Words and photos by Sam Egan
Tucked into the eastern slope of the Purcell Mountains and less than half an hour from Cranbrook’s International Airport lays the sleepy Kootenay town of Kimberley, British Columbia. Formerly home to one of the world’s richest lead-zinc mines, Kimberley Alpine Resort now sits atop the site that originally attracted prospectors in the late 1800s, and the former boom town has become a recreationist’s dream. While the natural assets of Kimberley may be no secret to neighbouring Albertans in the winter months, it isn’t usually top of mind for mountain bike destinations. It isn’t on the way anywhere, and you need to go out of your way when travelling between larger destinations to reach it. In other words, you’ve got to be going there to get there.
There’s a definite culture of mountain bikers readily apparent to even the least canny observer upon entering the downtown area, easily confused with the “townsite” that sits above the commercial centre. The locals are friendly and easy-going with information about trail options, and in the Bavarian-inspired, pedestrian-only “Platz”, you’ll find the local bike shop Kootenay Mountain Works and a full bevy of shops and restaurants to fulfill your every adventure need.
An authentic schnitzel house lays down the road from funky breakfast options like the Bean Tree Café, where you can fuel up and caffeinate before heading to one of the many Kimberley Nature Park trailheads.
The Jimmy Russell trailhead is a solid staging point for any length of ride in the park, and located just across the road from the Kimberley Riverside Campground. There are plenty of other access points located right in Kimberley as well, and the entire trail network covers a lot of ground. Trailhead signage details suggested routes by difficulty and distance, and the park even lends some of its mileage to the epic Trans Canada Trail (aka The Great Trail).
Kimberley is Golden Larch territory at its best, and the accumulation of needles and deciduous leaves, and ample rock throughout, make for burly trail that can withstand the multi-use demands and remain buff, fast, and flowy right into late fall.

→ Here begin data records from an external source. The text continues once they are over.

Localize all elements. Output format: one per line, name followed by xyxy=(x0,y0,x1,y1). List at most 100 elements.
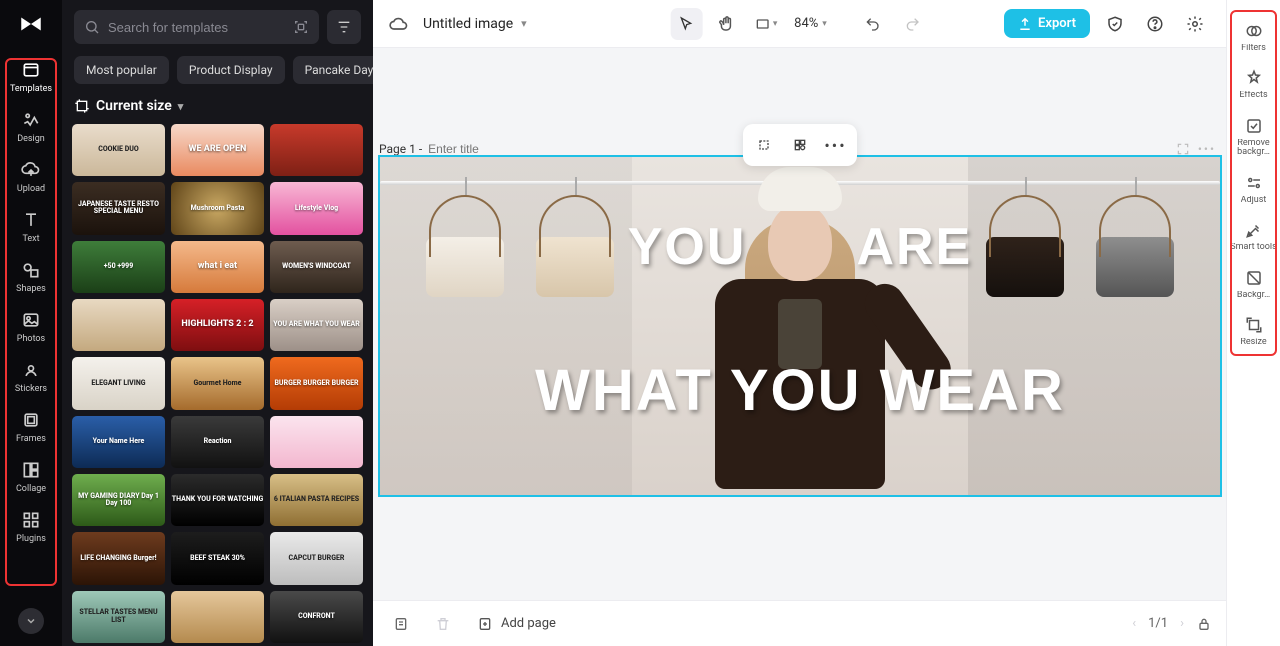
template-thumb[interactable]: WE ARE OPEN xyxy=(171,124,264,176)
selection-toolbar: ••• xyxy=(743,124,857,166)
search-input[interactable] xyxy=(108,20,285,35)
templates-grid[interactable]: COOKIE DUOWE ARE OPENJAPANESE TASTE REST… xyxy=(62,124,373,646)
design-icon xyxy=(20,109,42,131)
template-thumb[interactable]: +50 +999 xyxy=(72,241,165,293)
template-search[interactable] xyxy=(74,10,319,44)
rail-collage[interactable]: Collage xyxy=(3,452,59,502)
template-thumb[interactable] xyxy=(270,416,363,468)
chevron-down-icon: ▾ xyxy=(178,100,184,113)
scan-icon[interactable] xyxy=(293,19,309,35)
notes-icon[interactable] xyxy=(387,610,415,638)
rail-design[interactable]: Design xyxy=(3,102,59,152)
rail-text[interactable]: Text xyxy=(3,202,59,252)
template-thumb[interactable]: CAPCUT BURGER xyxy=(270,532,363,584)
rail-plugins[interactable]: Plugins xyxy=(3,502,59,552)
rail-templates[interactable]: Templates xyxy=(3,52,59,102)
template-thumb[interactable] xyxy=(270,124,363,176)
rail-stickers[interactable]: Stickers xyxy=(3,352,59,402)
template-thumb[interactable]: STELLAR TASTES MENU LIST xyxy=(72,591,165,643)
plugins-icon xyxy=(20,509,42,531)
size-filter[interactable]: Current size ▾ xyxy=(62,94,373,124)
export-button[interactable]: Export xyxy=(1004,9,1090,38)
add-page-icon xyxy=(477,616,493,632)
template-thumb[interactable]: COOKIE DUO xyxy=(72,124,165,176)
chevron-down-icon: ▾ xyxy=(521,17,527,30)
template-thumb[interactable]: what i eat xyxy=(171,241,264,293)
canvas-text-line1: YOUARE xyxy=(380,217,1220,277)
template-thumb[interactable]: JAPANESE TASTE RESTO SPECIAL MENU xyxy=(72,182,165,234)
more-tool[interactable]: ••• xyxy=(821,130,851,160)
shield-icon[interactable] xyxy=(1100,9,1130,39)
template-thumb[interactable] xyxy=(171,591,264,643)
bottom-bar: Add page ‹ 1/1 › xyxy=(373,600,1226,646)
chip-most-popular[interactable]: Most popular xyxy=(74,56,169,84)
rail-photos[interactable]: Photos xyxy=(3,302,59,352)
person-illustration xyxy=(705,167,895,487)
help-icon[interactable] xyxy=(1140,9,1170,39)
prev-page: ‹ xyxy=(1132,616,1136,631)
template-thumb[interactable]: LIFE CHANGING Burger! xyxy=(72,532,165,584)
export-icon xyxy=(1018,17,1032,31)
editor-area: Untitled image ▾ ▾ 84%▾ Export xyxy=(373,0,1226,646)
redo-button[interactable] xyxy=(897,8,929,40)
rr-adjust[interactable]: Adjust xyxy=(1229,166,1279,213)
left-rail: TemplatesDesignUploadTextShapesPhotosSti… xyxy=(0,0,62,646)
expand-rail-button[interactable] xyxy=(18,608,44,634)
lock-icon[interactable] xyxy=(1196,616,1212,632)
template-thumb[interactable]: Mushroom Pasta xyxy=(171,182,264,234)
template-thumb[interactable]: THANK YOU FOR WATCHING xyxy=(171,474,264,526)
rail-upload[interactable]: Upload xyxy=(3,152,59,202)
template-thumb[interactable]: CONFRONT xyxy=(270,591,363,643)
page-menu-icon[interactable]: ••• xyxy=(1198,142,1216,156)
page-label: Page 1 - xyxy=(379,142,422,156)
cloud-sync-icon[interactable] xyxy=(389,14,409,34)
filter-icon xyxy=(336,19,352,35)
add-page-button[interactable]: Add page xyxy=(477,616,556,632)
template-thumb[interactable]: Reaction xyxy=(171,416,264,468)
undo-button[interactable] xyxy=(857,8,889,40)
page-title-input[interactable] xyxy=(428,142,518,156)
expand-page-icon[interactable] xyxy=(1176,142,1190,156)
rr-backgr-[interactable]: Backgr… xyxy=(1229,261,1279,308)
canvas[interactable]: YOUARE WHAT YOU WEAR xyxy=(379,156,1221,496)
text-icon xyxy=(20,209,42,231)
rr-filters[interactable]: Filters xyxy=(1229,14,1279,61)
templates-panel: Most popularProduct DisplayPancake Day C… xyxy=(62,0,373,646)
template-thumb[interactable]: YOU ARE WHAT YOU WEAR xyxy=(270,299,363,351)
frames-icon xyxy=(20,409,42,431)
rr-remove-backgr-[interactable]: Remove backgr… xyxy=(1229,109,1279,166)
template-thumb[interactable]: BEEF STEAK 30% xyxy=(171,532,264,584)
template-thumb[interactable]: WOMEN'S WINDCOAT xyxy=(270,241,363,293)
template-thumb[interactable]: MY GAMING DIARY Day 1 Day 100 xyxy=(72,474,165,526)
settings-icon[interactable] xyxy=(1180,9,1210,39)
canvas-size-tool[interactable]: ▾ xyxy=(750,8,782,40)
template-thumb[interactable]: Your Name Here xyxy=(72,416,165,468)
rail-shapes[interactable]: Shapes xyxy=(3,252,59,302)
page-indicator: 1/1 xyxy=(1148,616,1168,631)
chip-product-display[interactable]: Product Display xyxy=(177,56,285,84)
ai-tool[interactable] xyxy=(785,130,815,160)
collage-icon xyxy=(20,459,42,481)
template-thumb[interactable]: HIGHLIGHTS 2 : 2 xyxy=(171,299,264,351)
zoom-level[interactable]: 84%▾ xyxy=(790,16,831,31)
hand-tool[interactable] xyxy=(710,8,742,40)
template-thumb[interactable]: BURGER BURGER BURGER xyxy=(270,357,363,409)
stickers-icon xyxy=(20,359,42,381)
template-thumb[interactable] xyxy=(72,299,165,351)
select-tool[interactable] xyxy=(670,8,702,40)
rr-resize[interactable]: Resize xyxy=(1229,308,1279,355)
template-thumb[interactable]: ELEGANT LIVING xyxy=(72,357,165,409)
app-logo[interactable] xyxy=(17,10,45,38)
template-thumb[interactable]: 6 ITALIAN PASTA RECIPES xyxy=(270,474,363,526)
filter-button[interactable] xyxy=(327,10,361,44)
canvas-viewport[interactable]: Page 1 - ••• ••• xyxy=(373,48,1226,600)
chip-pancake-day[interactable]: Pancake Day xyxy=(293,56,386,84)
rr-smart-tools[interactable]: Smart tools xyxy=(1229,213,1279,260)
canvas-text-line2: WHAT YOU WEAR xyxy=(380,357,1220,424)
rail-frames[interactable]: Frames xyxy=(3,402,59,452)
template-thumb[interactable]: Gourmet Home xyxy=(171,357,264,409)
crop-tool[interactable] xyxy=(749,130,779,160)
document-title[interactable]: Untitled image ▾ xyxy=(423,16,527,32)
rr-effects[interactable]: Effects xyxy=(1229,61,1279,108)
template-thumb[interactable]: Lifestyle Vlog xyxy=(270,182,363,234)
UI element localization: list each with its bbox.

The park contains numerous rocky bluffs with exceptional vantage points, and planning one of these for your route’s destination is well worth the extra climb it will inevitably require.
Impressive views abound with relative ease of access, and the rolling terrain framed by towering rocky spires demand some lengthy pit-stops. Weather can move quickly around here, however, and excessive winds are common at the more exposed, higher elevation vantage points. Plan for the worst and pack accordingly, and you’ll be happy to have an extra layer to beat the wind while you catch your breath.
The descent from any of these bluffs is well worth the climb, and the detour up to the Southwest Passage viewpoint is no exception.
Battling the urge to slow down and absorb the immense scenery unfolding behind you, some technical rock awaits your arrival not far from the top of the bluffs and you’ll need to turn your full attention back to the single track ahead.
From SouthWest Passage, Front Boulevard will take you up and west to a major junction at the Horsebarn Valley Trail Kiosk, a good spot to plan your next move. The cross country descent of choice from here is Thunder Turkey, Shapeshifter, and Hoodoo View, back to the Jimmy Russell Road trailhead. For something more technical for your longer travel bike, Mr. Toad links up to this route as well, or you can head east on Summer and Dipper Lake trails to link up to Army Road and head back towards Kimberley. You’ll also end up at this same junction if you’ve chosen the longer Round the Mountain, a route popular with locals that starts by climbing up a dirt road from the ski area for a long loop.
You can ride virtually right back into town if you’ve planned it right, and Over Time Beer Works will have an assortment of in-house crafted brews on tap to quench your thirst.
Don’t get too carried away with the beers selection yet as the day is still young, and the Lois Creek trail system, also managed by the Kimberley Trail Society, is perfectly situated for an evening ride. The trails are located in the slightly higher “townsite”, and offer a mainly beginner riding experience without much elevation change.
The Lois Creek trails are cruisy and scenic, and you can knock out a quick evening loop amongst local dog walkers with some great spots to take in a vivid Kootenay sunset.
Back in town the Platz’s Pedal & Tap is the obvious cyclist destination with great drink and food options, and vintage bikes adorning the patio, but it does get busy. The Old Bauernhaus is authentically Bavarian and just outside of downtown, if you’re looking for something different before retiring to your hotel, campground, or Highway 95 and your next destination.